I have boxes of things I've bought for crimbo but cannot face lifting them, going through them or organising them to wrap. I have cards to post, I have written them but I cannot get my brain to accept the next stage, popping in photos of the kids, addressing envelopes, stamping and then going to the post office. I dread getting there only to be told that I have missed the last posting day!
I am slightly reassured by a thread on Mumsnet today, where women competitively brag about their slatternly, or not so slatternly, ways.
I was a slattern for years, part of me was proud but part deeply wished I wasn't. I never learned anything from my mum, not even how to keep house at a very basic level, so having run away at sixteen I had no role model and spent my teens, twenties and thirties living in squalor.
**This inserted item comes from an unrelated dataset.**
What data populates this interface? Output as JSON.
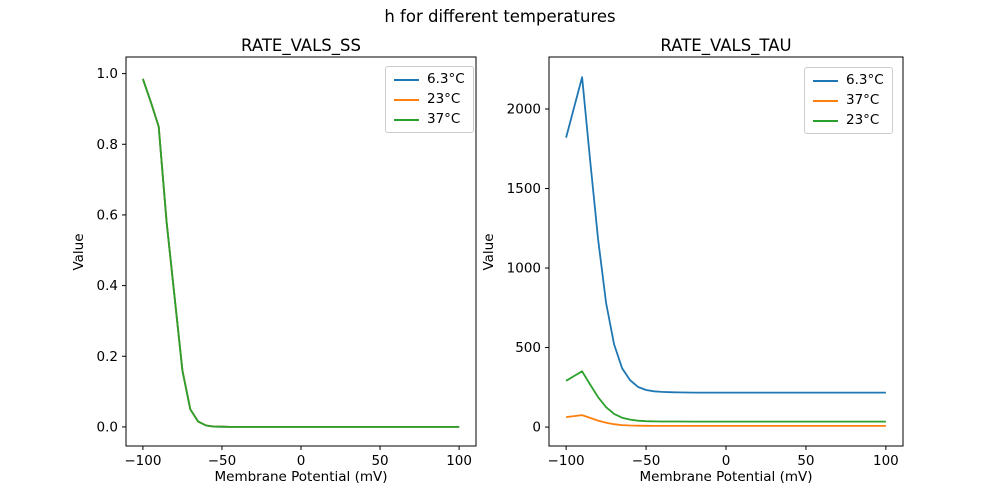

I started to improve once I'd decided that my life was going nowhere fast.
I then married my now ex husband who had very high standards of tidiness.
I became ill while we were together, my ill health further compounded by my two pregnancies. He took sole charge of the cleaning and tidying.
I railed against his standards but when we split I was left trying to keep house to his standards rather than my own previous standards.
What had happened? I, the dyed in the wool slattern, had suddenly become house proud!
Sadly I didn't have the fitness to maintain his standards.
I am trying and it does wipe me out but I wonder if I am paying it too much heed.
I know the house won't be perfect for Christ's birth celebrations but honestly, does The Holy Babe actually give a monkey's? Do my two holy babes actually give a monkey's? Their dad would be clearing up around us while we opened presents and I was begging him to just sit down and chill with us.
This year I have wanted so much to prove how we can manage as a small family with me, a non driver, non sailor, at the helm. I let our train become derailed by money worries, work shiz and an unsuitable man.
This year, instead of crying over pain, men, work, money and substandard house care, I want my gift to our family to be my awesome presence, not just my awesome presents.
Merry Christmas, have a good one! What will your gift be, to yourself and to your family?